A Micronaut in the Wide World
The Imaginative Life and Times of Graham Percy
Exhibitions featuring an illustrator are few and far between. Depending on the number of bedtime stories you demanded as a kid, they can plunge you nostalgically back into childhood.
Although he lived most of his adult life in London, Graham Percy was one of New Zealand’s most well-known and distinctive illustrators, having provided visual material for more than 100 children’s books. However, A Micronaut in the Wide World – currently showing at the Hocken Library – demonstrates that his ideas extend far beyond the realm of storybooks.
Graham Percy was unknown to me upon entering the exhibition, but his illustrations were oddly familiar. They reminded me of Maurice Sendak: realistic enough to recognise what was being depicted yet with enough of a twist to be disconcerting. The human figures are out of proportion, their heads too large and their figures squashed in a way that makes you want to adjust them / push them into the correct mould. Percy’s style is highly memorable: his plump figures sit in beautifully detailed environments, often with scrawling text hanging in a top corner. Carefully constructed and quirky, they verge on graphic design.
Bordering the two fields of art and design, illustration involves very specific representations of subject matter – much more so than the significant majority of recent “high art.” This level of focus allows illustrations to fit in with a body of text.
Illustration has often been considered one of visual art’s “lesser” forms, but this attitude seems to be changing. In many of Percy’s drawings you notice a distinct awareness of artistic movements such as Bauhaus, possibly a result of his training at Elam School of Fine Arts. In 1994 he published a book called Arthouse, in which he designed each room of a house in the style of an artist he was influenced. (Joseph Cornell was lucky enough to be represented by the bathroom.)
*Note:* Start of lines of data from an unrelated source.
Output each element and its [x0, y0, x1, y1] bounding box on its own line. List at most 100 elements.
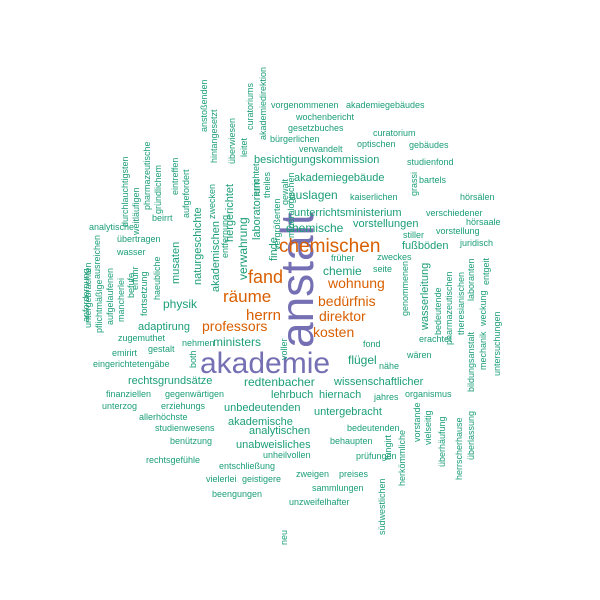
word: unterrichtsministerium: [294, 207, 402, 219]
word: analytischen: [249, 425, 310, 437]
word: hiernach: [319, 389, 361, 401]
word: unabweisliches: [236, 439, 311, 451]
word: allerhöchste: [139, 412, 188, 422]
word: mineralogischen: [286, 172, 296, 238]
word: akademischen: [210, 221, 222, 292]
word: besichtigungskommission: [254, 154, 379, 166]
word: chemischen: [279, 236, 380, 257]
word: übertragen: [117, 234, 161, 244]
word: curatorium: [373, 128, 416, 138]
word: entschließung: [219, 461, 275, 471]
word: unterzog: [102, 401, 137, 411]
word: anstalt: [271, 212, 323, 348]
word: gründlichem: [153, 165, 163, 214]
word: wohnung: [327, 275, 385, 291]
word: studienwesens: [155, 423, 215, 433]
word: kaiserlichen: [350, 192, 398, 202]
word: verwahrung: [236, 217, 250, 280]
word: vergrößerten: [272, 198, 282, 250]
word: südwestlichen: [377, 478, 387, 535]
word: hintangesetzt: [209, 109, 219, 163]
word: zugemuthet: [118, 333, 166, 343]
word: herrn: [246, 307, 281, 324]
word: beirrt: [152, 213, 173, 223]
word: leitet: [239, 137, 249, 157]
word: weitläufigen: [131, 187, 141, 236]
word: unbedeutenden: [224, 402, 300, 414]
word: studienfond: [407, 157, 454, 167]
word: geistigere: [242, 474, 281, 484]
word: vorgenommenen: [271, 100, 339, 110]
word: physik: [163, 297, 198, 311]
word: wären: [406, 350, 432, 360]
word: adaptirung: [138, 321, 190, 333]
word: erfuhr: [130, 266, 140, 290]
word: verschiedener: [426, 208, 483, 218]
word: pharmazeutischen: [444, 271, 454, 345]
word: hörsälen: [460, 192, 495, 202]
word: professors: [202, 318, 267, 334]
word: bildungsanstalt: [466, 331, 476, 392]
word: emirirt: [112, 348, 137, 358]
word: untersuchungen: [492, 311, 502, 376]
word: finanziellen: [106, 389, 151, 399]
word: haeubliche: [152, 256, 162, 300]
word: fand: [248, 267, 283, 287]
word: laboratorium: [251, 179, 263, 240]
word: vorstande: [412, 402, 422, 442]
word: unheilvollen: [263, 450, 311, 460]
word: stiller: [403, 230, 424, 240]
word: wissenschaftlicher: [333, 376, 424, 388]
word: laboranten: [466, 258, 476, 301]
word: kosten: [313, 324, 354, 340]
word: juridisch: [459, 238, 493, 248]
word: wochenbericht: [295, 112, 355, 122]
word: entgeit: [481, 257, 491, 285]
word: bartels: [419, 175, 447, 185]
word: vielerlei: [206, 474, 237, 484]
word: eingerichtetengäbe: [93, 359, 170, 369]
word: bürgerlichen: [270, 134, 320, 144]
word: auslagen: [289, 188, 338, 202]
word: tungirt: [383, 434, 393, 460]
word: analytische: [89, 222, 134, 232]
word: akademiedirektion: [258, 67, 268, 140]
word: redtenbacher: [244, 375, 315, 389]
word: entfernung: [220, 215, 230, 258]
word: naturgeschichte: [192, 207, 204, 285]
word: wasserleitung: [419, 263, 431, 331]
word: optischen: [357, 139, 396, 149]
word: herrscherhause: [454, 417, 464, 480]
word: anfordernung: [81, 268, 91, 322]
word: ausreichen: [92, 235, 102, 279]
word: zweckes: [377, 252, 412, 262]
word: beengungen: [212, 489, 262, 499]
word: gestalt: [148, 344, 175, 354]
word: fortsetzung: [139, 271, 149, 316]
word: aufgefordert: [181, 169, 191, 218]
word: räume: [223, 287, 271, 306]
word: nehmen: [182, 338, 215, 348]
word: grassi: [409, 172, 419, 196]
word: früher: [331, 253, 355, 263]
word: vorstellungen: [353, 218, 418, 230]
word: organismus: [405, 389, 452, 399]
word: herkömmliche: [397, 430, 407, 486]
word: akademiegebäude: [294, 172, 385, 184]
word: gewalt: [280, 178, 290, 205]
word: theresianischen: [456, 272, 466, 335]
word: überwiesen: [227, 118, 237, 164]
word: both: [188, 350, 198, 368]
word: flügel: [348, 353, 377, 367]
word: bedeutende: [433, 287, 443, 335]
word: vorstellung: [436, 226, 480, 236]
word: akademiegebäudes: [346, 100, 425, 110]
word: mancherlei: [116, 278, 126, 322]
word: direktor: [319, 308, 366, 324]
word: verwandelt: [299, 144, 343, 154]
word: musaten: [170, 242, 182, 284]
word: voller: [279, 338, 289, 360]
word: zwecken: [207, 184, 217, 219]
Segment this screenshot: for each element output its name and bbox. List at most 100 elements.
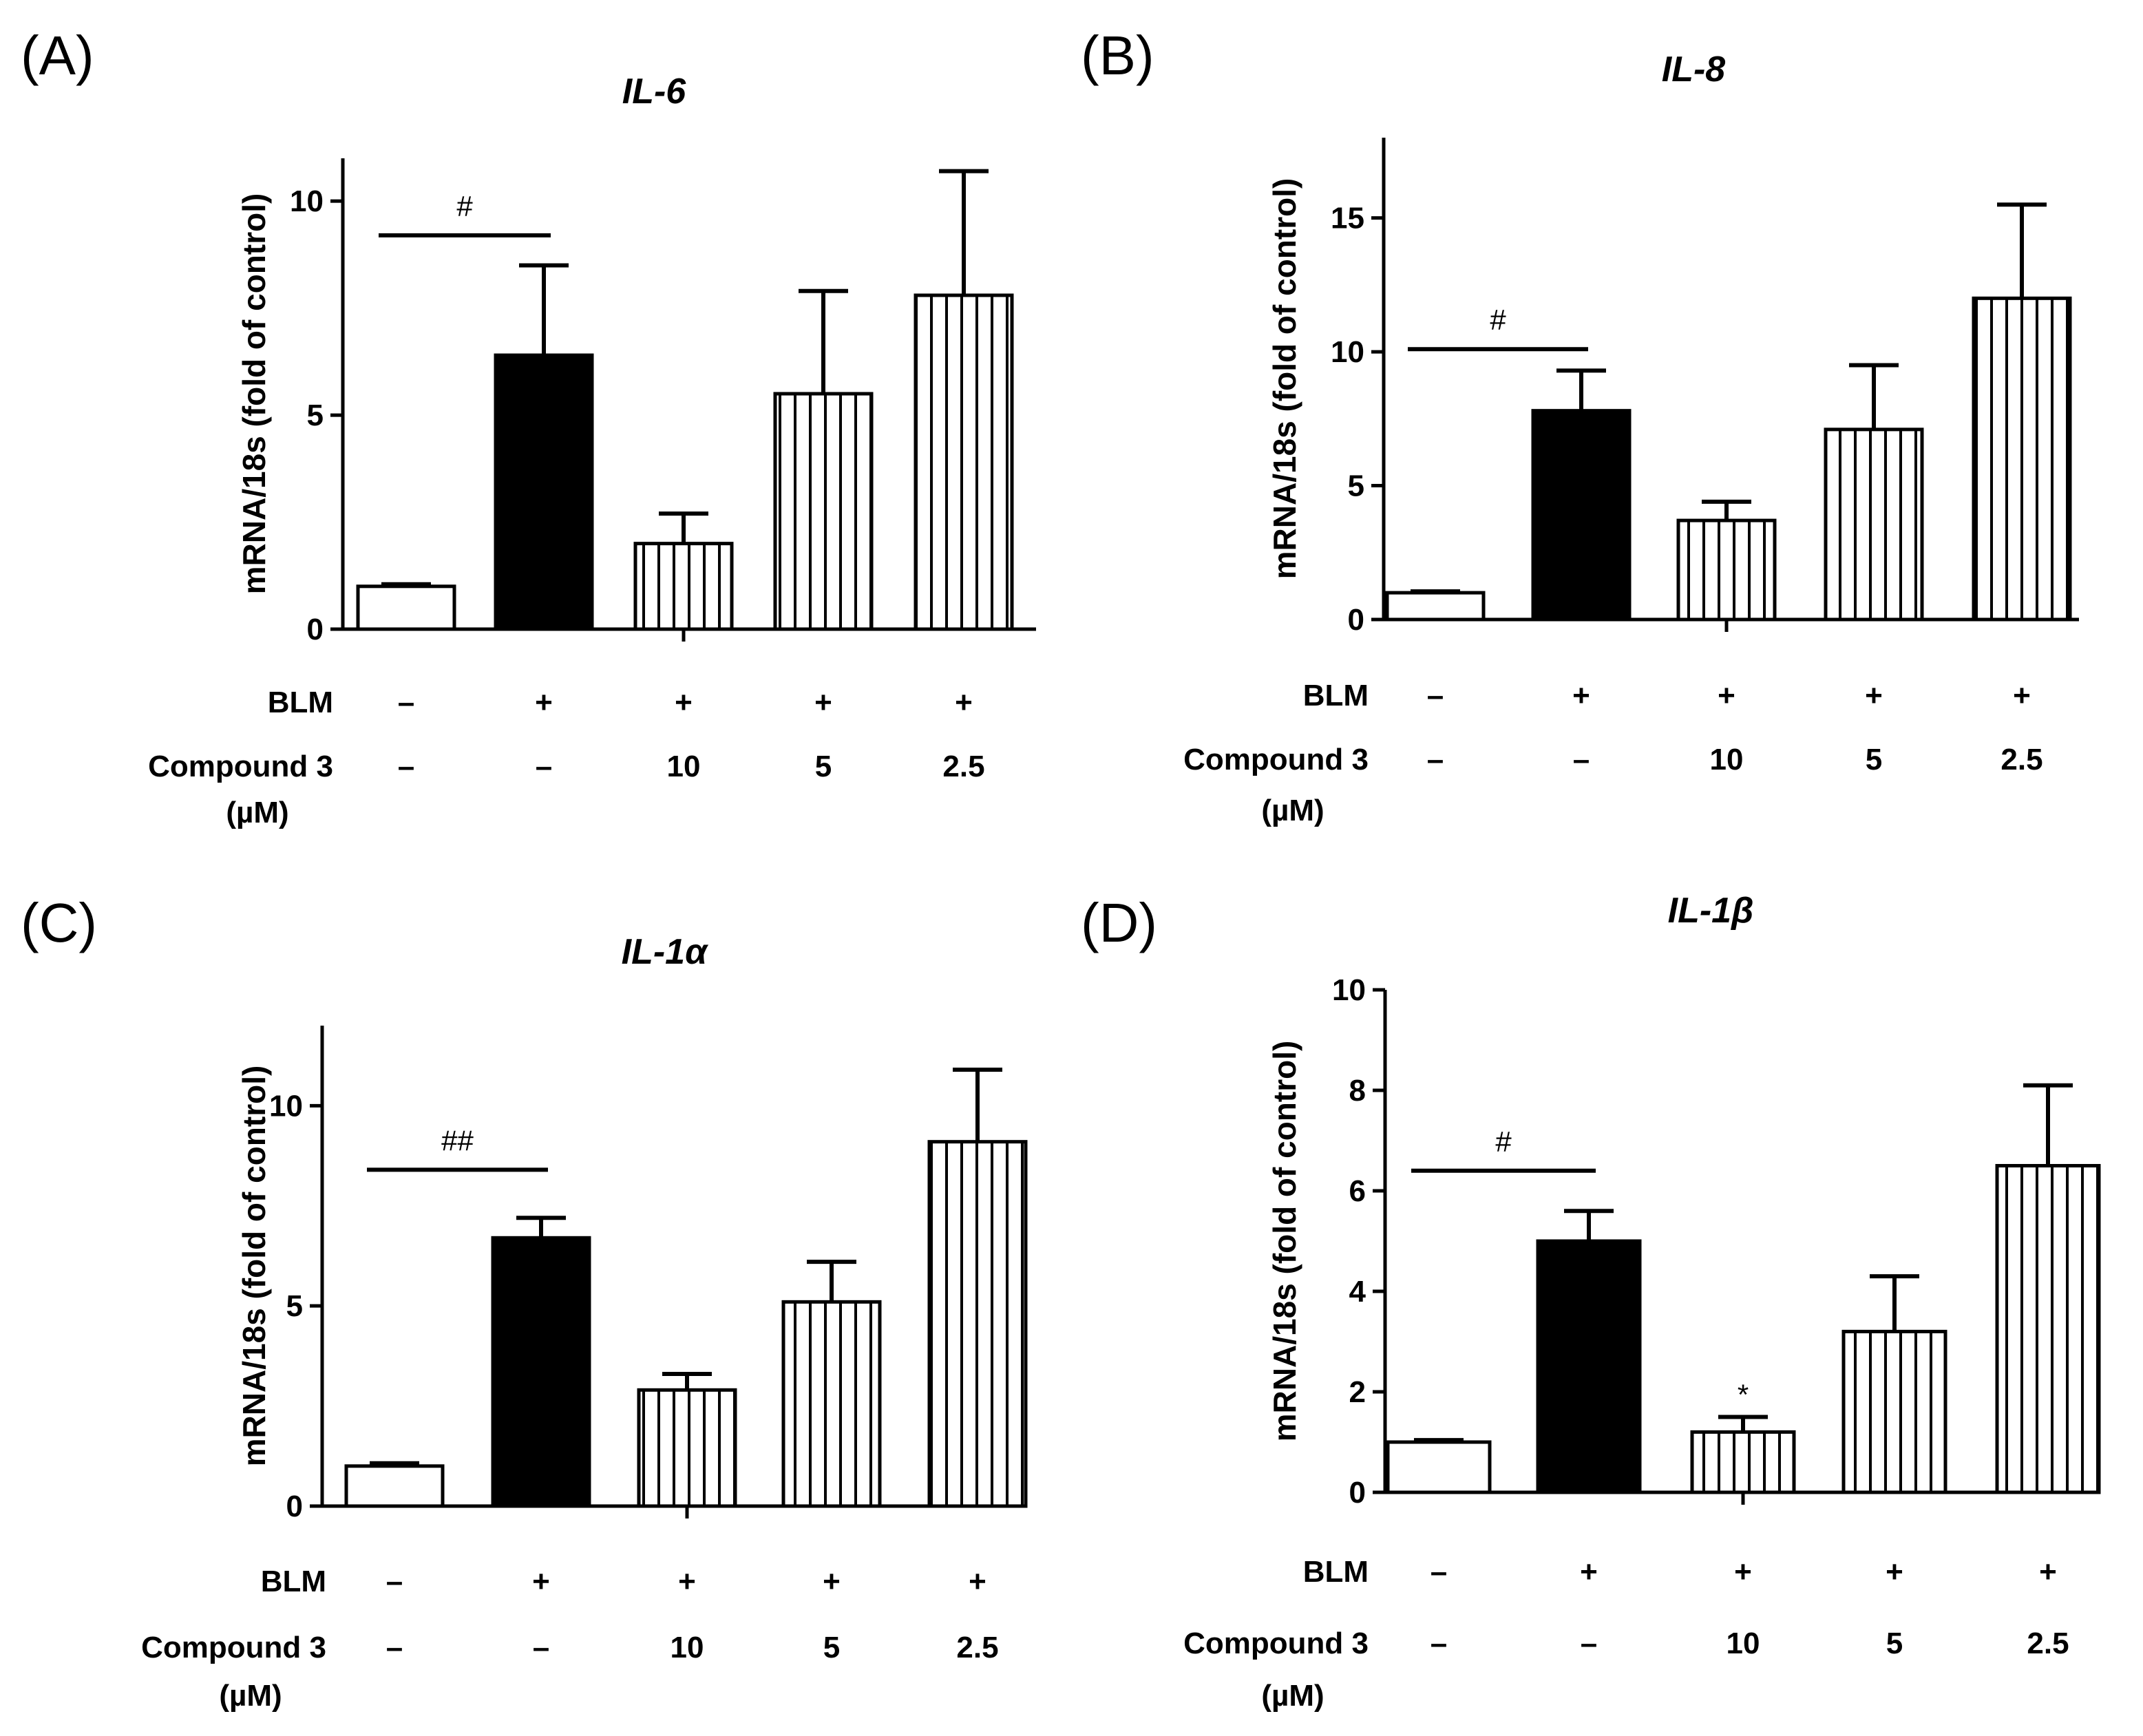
bar xyxy=(1386,1440,1492,1494)
y-tick-label: 0 xyxy=(1349,1476,1366,1510)
chart-panel-4: (D) IL-1β mRNA/18s (fold of control) 0 2 4 6 8 1… xyxy=(1081,891,2101,1713)
compound-value: 5 xyxy=(1886,1627,1903,1660)
blm-row-label: BLM xyxy=(1303,679,1369,712)
compound-value: – xyxy=(1573,743,1590,776)
blm-value: + xyxy=(1734,1555,1752,1589)
compound-value: – xyxy=(533,1631,549,1664)
compound-value: 5 xyxy=(823,1631,840,1664)
compound-row-label: Compound 3 xyxy=(141,1631,326,1664)
panel-label: (A) xyxy=(21,25,94,86)
compound-value: – xyxy=(1427,743,1444,776)
compound-value: 5 xyxy=(1866,743,1882,776)
significance-star: * xyxy=(1738,1379,1749,1411)
y-tick-label: 5 xyxy=(307,399,324,432)
y-tick-label: 15 xyxy=(1331,202,1364,235)
y-tick-label: 0 xyxy=(286,1490,303,1523)
y-axis-label: mRNA/18s (fold of control) xyxy=(236,193,272,595)
bar xyxy=(773,392,874,631)
compound-value: – xyxy=(1581,1627,1597,1660)
bar xyxy=(1972,296,2072,622)
bar xyxy=(1841,1329,1947,1494)
y-tick-label: 2 xyxy=(1349,1375,1366,1409)
compound-row-label: Compound 3 xyxy=(1183,1627,1369,1660)
compound-value: – xyxy=(1431,1627,1447,1660)
chart-title: IL-1α xyxy=(622,932,709,972)
blm-value: + xyxy=(814,686,832,719)
compound-value: 10 xyxy=(1710,743,1744,776)
compound-row-label: Compound 3 xyxy=(148,750,333,783)
significance-label: # xyxy=(1490,304,1506,336)
y-axis-label: mRNA/18s (fold of control) xyxy=(236,1066,272,1467)
y-tick-label: 6 xyxy=(1349,1174,1366,1208)
y-tick-label: 4 xyxy=(1349,1275,1366,1309)
blm-value: – xyxy=(1427,679,1444,712)
bar xyxy=(1676,518,1777,622)
compound-value: 10 xyxy=(1727,1627,1760,1660)
panel-label: (C) xyxy=(21,892,97,953)
significance-label: # xyxy=(456,190,473,222)
blm-value: + xyxy=(823,1565,841,1598)
blm-value: + xyxy=(955,686,973,719)
y-axis-label: mRNA/18s (fold of control) xyxy=(1267,1041,1302,1442)
blm-value: + xyxy=(532,1565,550,1598)
compound-unit-label: (µM) xyxy=(219,1679,282,1713)
bar xyxy=(781,1300,882,1508)
blm-value: + xyxy=(2013,679,2031,712)
compound-value: 5 xyxy=(815,750,832,783)
bar xyxy=(1995,1164,2101,1494)
bar xyxy=(491,1236,591,1508)
y-tick-label: 0 xyxy=(1348,603,1364,637)
panel-label: (B) xyxy=(1081,25,1154,86)
compound-value: – xyxy=(386,1631,403,1664)
compound-unit-label: (µM) xyxy=(1261,1679,1324,1713)
blm-value: + xyxy=(969,1565,986,1598)
panel-label: (D) xyxy=(1081,892,1157,953)
blm-value: + xyxy=(535,686,553,719)
compound-value: 2.5 xyxy=(942,750,984,783)
blm-value: – xyxy=(398,686,414,719)
bar xyxy=(356,584,456,631)
bar xyxy=(494,353,594,631)
y-tick-label: 5 xyxy=(286,1289,303,1323)
compound-unit-label: (µM) xyxy=(1261,794,1324,827)
y-tick-label: 0 xyxy=(307,613,324,646)
chart-panel-2: (B) IL-8 mRNA/18s (fold of control) 0 5 10 15 #… xyxy=(1081,25,2079,827)
bar xyxy=(1690,1430,1796,1494)
blm-row-label: BLM xyxy=(268,686,333,719)
bar xyxy=(1824,427,1924,622)
bar xyxy=(633,542,734,631)
blm-value: + xyxy=(1572,679,1590,712)
blm-row-label: BLM xyxy=(1303,1555,1369,1589)
blm-value: + xyxy=(1886,1555,1903,1589)
bar xyxy=(1536,1239,1642,1494)
chart-title: IL-6 xyxy=(622,72,687,112)
bar xyxy=(927,1140,1028,1508)
compound-row-label: Compound 3 xyxy=(1183,743,1369,776)
y-tick-label: 10 xyxy=(1332,973,1366,1007)
compound-value: – xyxy=(398,750,414,783)
blm-value: + xyxy=(1718,679,1735,712)
compound-value: 10 xyxy=(671,1631,704,1664)
blm-value: + xyxy=(1580,1555,1598,1589)
blm-value: + xyxy=(675,686,693,719)
compound-value: 2.5 xyxy=(2001,743,2042,776)
y-tick-label: 8 xyxy=(1349,1074,1366,1108)
chart-title: IL-1β xyxy=(1668,891,1754,931)
bar xyxy=(914,293,1014,631)
compound-unit-label: (µM) xyxy=(226,796,288,829)
blm-value: + xyxy=(2039,1555,2057,1589)
y-tick-label: 5 xyxy=(1348,469,1364,503)
bar xyxy=(1385,591,1486,622)
bar xyxy=(344,1464,445,1508)
blm-value: + xyxy=(678,1565,696,1598)
y-axis-label: mRNA/18s (fold of control) xyxy=(1267,178,1302,580)
bar xyxy=(1531,409,1632,622)
chart-panel-1: (A) IL-6 mRNA/18s (fold of control) 0 5 10 # BL… xyxy=(21,25,1036,829)
compound-value: – xyxy=(536,750,552,783)
blm-value: – xyxy=(1431,1555,1447,1589)
compound-value: 2.5 xyxy=(956,1631,998,1664)
blm-value: – xyxy=(386,1565,403,1598)
bar xyxy=(637,1388,737,1508)
blm-value: + xyxy=(1865,679,1883,712)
This exhibition gives viewers an overwhelming sense of Percy’s artistic and creative capability, and an insight into his ironic sense of humour. There are endless pictures of famous composers placed out of context, mostly in typical New Zealand landscapes. Franz Schubert emerges from a stream with a trout having found the inspiration for his “Trout Quintet,” and Beatrix Potter, her head an inflated balloon, is depicted casually observing some rabbits above the caption: “Beatrix Potter in her own special balloon watches rabbits dressed for occasion …”
Interestingly, the most captivating part of the entire exhibition is not the works themselves but a 10-minute video of Percy’s house in London, created by the illustrator’s son after his death. Everything is immaculately laid out, each room bursting with art works and collections of objects. One object that stands out as a representation of Percy’s personality is his printer, on which painted black and white squiggles accompany the words “un homage à Wassily Kandinsky.”
Percy died after catching pneumonia on a trip to get art supplies. He was creating and observing the world around him right until his death. With any large exhibition it becomes difficult to maintain the focus needed to really “look” at each drawing, but A Micronaut in the Wide World offers many gems that may touch your heart and possibly make you snort a little with laughter.